Dressing the hair. The women wore their hair short; the men kept their's long. After cutting, the women kept their hair short by singeing the ends with lighted bark. Besides using the pomades described and lime, women also stiffened their hair with breadfruit gum (pulu). After the use of pomades and lime, washing with limes helped to change the hair color to a brown which was greatly desired. Turner (41, p. 122) says the women wore a small twisted lock in a curl with the end lying on the left temple. Stair (33, p. 121), says there were seven different styles of dressing women's hair, denoted by the frontlets and the preparations used. These include the use of breadfruit gum and the clay pomade. The tutangi ta method, restricted to virgins, consisted of shaving the middle of the head from the front backwards and allowing the hair on the sides to grow long and hang loosely over the shoulders.

For men, the hair was cut or trimmed by regular attendants (songa) who acted as chiefs' valet and barber, besides cup bearer, trumpeter, and messenger. The songa used hinged cockle shells as forceps for pulling out the hairs of the beard. The thick fibres of coconut husk are also used by making an open overhand knot and closing it over a single hair by pulling the ends. The hair is then jerked out. Both processes were slow and painful. The beard was also shaved off with sharks' teeth. The hairs growing from the inside of the nostrils were also plucked.

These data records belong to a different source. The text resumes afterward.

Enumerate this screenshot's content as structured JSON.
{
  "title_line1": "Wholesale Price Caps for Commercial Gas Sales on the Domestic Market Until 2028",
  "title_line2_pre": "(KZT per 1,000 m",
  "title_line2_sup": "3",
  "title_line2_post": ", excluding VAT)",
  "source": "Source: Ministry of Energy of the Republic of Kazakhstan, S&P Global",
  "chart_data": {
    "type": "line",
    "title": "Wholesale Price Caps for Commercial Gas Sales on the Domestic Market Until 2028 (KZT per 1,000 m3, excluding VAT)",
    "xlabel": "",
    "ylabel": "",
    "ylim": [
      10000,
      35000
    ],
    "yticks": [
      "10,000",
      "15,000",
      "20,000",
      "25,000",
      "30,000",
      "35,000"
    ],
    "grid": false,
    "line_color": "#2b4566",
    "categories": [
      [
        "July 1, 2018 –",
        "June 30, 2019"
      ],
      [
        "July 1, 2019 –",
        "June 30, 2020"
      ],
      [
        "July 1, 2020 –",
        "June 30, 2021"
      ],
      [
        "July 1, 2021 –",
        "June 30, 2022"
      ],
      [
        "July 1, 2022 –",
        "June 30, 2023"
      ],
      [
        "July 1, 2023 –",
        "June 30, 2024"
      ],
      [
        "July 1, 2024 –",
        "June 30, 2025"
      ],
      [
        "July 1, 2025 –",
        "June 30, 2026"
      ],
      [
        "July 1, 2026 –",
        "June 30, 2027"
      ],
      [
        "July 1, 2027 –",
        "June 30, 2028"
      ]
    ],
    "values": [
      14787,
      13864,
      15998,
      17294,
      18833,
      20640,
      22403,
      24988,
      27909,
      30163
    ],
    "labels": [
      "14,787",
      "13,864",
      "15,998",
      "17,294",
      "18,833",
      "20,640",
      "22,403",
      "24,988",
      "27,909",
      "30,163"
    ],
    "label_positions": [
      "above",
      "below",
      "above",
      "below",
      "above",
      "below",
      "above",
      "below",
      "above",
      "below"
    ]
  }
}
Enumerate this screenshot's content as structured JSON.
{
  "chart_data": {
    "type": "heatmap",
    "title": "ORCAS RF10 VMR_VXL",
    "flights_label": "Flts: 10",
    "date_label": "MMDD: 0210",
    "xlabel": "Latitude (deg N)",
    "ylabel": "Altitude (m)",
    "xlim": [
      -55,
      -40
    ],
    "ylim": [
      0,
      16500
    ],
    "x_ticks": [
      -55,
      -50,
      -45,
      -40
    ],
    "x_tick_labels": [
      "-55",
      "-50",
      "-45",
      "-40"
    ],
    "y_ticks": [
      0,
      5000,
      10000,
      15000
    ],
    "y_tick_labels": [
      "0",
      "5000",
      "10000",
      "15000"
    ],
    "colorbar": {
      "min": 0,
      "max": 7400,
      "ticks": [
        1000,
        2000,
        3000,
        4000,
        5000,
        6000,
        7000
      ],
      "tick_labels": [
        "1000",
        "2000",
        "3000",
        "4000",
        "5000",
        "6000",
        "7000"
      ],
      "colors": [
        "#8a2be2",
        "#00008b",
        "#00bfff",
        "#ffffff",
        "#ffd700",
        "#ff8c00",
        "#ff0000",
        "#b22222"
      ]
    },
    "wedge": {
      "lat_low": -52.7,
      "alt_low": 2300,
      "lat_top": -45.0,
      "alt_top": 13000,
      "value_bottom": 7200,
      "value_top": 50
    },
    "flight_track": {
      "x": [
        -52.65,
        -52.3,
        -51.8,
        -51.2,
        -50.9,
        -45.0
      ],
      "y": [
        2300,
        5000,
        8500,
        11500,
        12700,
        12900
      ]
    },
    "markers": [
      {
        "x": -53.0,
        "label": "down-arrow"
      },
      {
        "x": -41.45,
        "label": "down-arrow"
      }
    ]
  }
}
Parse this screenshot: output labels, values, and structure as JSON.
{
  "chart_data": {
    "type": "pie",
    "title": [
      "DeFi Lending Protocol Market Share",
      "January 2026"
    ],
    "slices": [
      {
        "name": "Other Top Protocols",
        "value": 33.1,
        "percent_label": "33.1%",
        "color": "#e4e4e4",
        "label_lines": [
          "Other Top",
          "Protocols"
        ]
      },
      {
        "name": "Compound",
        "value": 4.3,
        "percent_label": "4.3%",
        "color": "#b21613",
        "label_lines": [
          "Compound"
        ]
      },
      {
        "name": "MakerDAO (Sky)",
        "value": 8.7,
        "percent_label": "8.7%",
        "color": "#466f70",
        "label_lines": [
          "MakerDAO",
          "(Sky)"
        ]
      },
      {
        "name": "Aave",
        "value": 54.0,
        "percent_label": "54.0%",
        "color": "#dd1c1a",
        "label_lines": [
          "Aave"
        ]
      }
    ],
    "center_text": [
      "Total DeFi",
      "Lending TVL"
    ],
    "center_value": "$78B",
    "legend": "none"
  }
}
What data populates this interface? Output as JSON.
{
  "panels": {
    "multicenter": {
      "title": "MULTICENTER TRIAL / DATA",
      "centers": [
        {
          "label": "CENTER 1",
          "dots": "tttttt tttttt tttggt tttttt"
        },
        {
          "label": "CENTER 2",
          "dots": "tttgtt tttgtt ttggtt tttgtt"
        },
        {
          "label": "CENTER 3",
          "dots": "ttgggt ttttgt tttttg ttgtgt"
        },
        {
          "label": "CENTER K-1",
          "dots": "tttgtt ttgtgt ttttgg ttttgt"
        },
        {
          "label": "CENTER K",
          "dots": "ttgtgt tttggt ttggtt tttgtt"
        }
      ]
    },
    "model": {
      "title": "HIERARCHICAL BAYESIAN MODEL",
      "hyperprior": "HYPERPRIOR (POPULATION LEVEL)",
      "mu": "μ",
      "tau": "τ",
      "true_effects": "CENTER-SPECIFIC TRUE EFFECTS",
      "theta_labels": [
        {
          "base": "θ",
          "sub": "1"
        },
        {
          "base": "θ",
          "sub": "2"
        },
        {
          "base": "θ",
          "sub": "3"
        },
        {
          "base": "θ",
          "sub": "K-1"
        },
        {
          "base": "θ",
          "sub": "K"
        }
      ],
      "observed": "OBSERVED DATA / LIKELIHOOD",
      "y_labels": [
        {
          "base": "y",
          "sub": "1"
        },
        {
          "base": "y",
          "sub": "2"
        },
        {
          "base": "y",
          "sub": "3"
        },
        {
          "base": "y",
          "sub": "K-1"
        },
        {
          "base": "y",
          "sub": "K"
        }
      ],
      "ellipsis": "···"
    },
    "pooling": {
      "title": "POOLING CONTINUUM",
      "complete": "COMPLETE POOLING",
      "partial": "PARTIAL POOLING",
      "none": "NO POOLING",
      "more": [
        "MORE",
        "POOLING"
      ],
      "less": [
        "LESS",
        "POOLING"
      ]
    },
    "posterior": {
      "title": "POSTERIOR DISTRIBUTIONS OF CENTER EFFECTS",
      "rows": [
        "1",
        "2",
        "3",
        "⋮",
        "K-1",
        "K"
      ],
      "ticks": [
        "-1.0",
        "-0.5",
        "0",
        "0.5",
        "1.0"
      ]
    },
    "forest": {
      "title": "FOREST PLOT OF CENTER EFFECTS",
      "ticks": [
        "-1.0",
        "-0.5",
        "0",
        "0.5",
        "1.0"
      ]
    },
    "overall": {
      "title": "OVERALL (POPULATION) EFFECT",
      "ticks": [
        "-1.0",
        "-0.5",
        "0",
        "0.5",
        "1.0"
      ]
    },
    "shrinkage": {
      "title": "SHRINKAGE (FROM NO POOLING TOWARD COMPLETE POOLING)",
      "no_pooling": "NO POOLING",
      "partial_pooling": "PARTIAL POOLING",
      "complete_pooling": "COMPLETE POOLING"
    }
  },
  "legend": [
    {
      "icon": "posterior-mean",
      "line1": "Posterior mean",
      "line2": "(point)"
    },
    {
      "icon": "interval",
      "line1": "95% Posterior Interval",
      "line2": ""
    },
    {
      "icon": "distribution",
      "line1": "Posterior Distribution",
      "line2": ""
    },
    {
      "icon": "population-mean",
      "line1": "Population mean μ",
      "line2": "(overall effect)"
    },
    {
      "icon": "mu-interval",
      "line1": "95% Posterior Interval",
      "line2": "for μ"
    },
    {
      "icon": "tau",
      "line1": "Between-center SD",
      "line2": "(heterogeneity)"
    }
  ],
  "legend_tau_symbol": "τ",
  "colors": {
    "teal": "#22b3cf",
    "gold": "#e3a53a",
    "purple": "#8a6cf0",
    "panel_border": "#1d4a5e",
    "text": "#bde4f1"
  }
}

The long hair was tied in a knot called fonga and worn usually a little to the right side of the crown. It could, however, be worn to the front, back, or sides, as fashion directed. Stair (33, p. 120) states that there were 12 different combinations each distinguished by a name denoting the position of the fonga. Young men occasionally cut their hair page 622short with a small twisted lock hanging down onto the breast from either temple.

The body, besides being rubbed with coconut oil was, on occasions, rubbed with turmeric. In death ceremonials, when the turmeric kept for a father by his children (lenga o le matua) was handed out to the mourners, they proceeded to rub themselves with it.

Flowers worn through the hair or over the ear are termed sei.

Ribands. The white, silky looking material obtained from the outer surface of the young inner leaves of the coconut in long riband-like strips is tied in bunches to a piece of coconut leaflet midrib to form the ornament sei milamila which is stuck in the hair.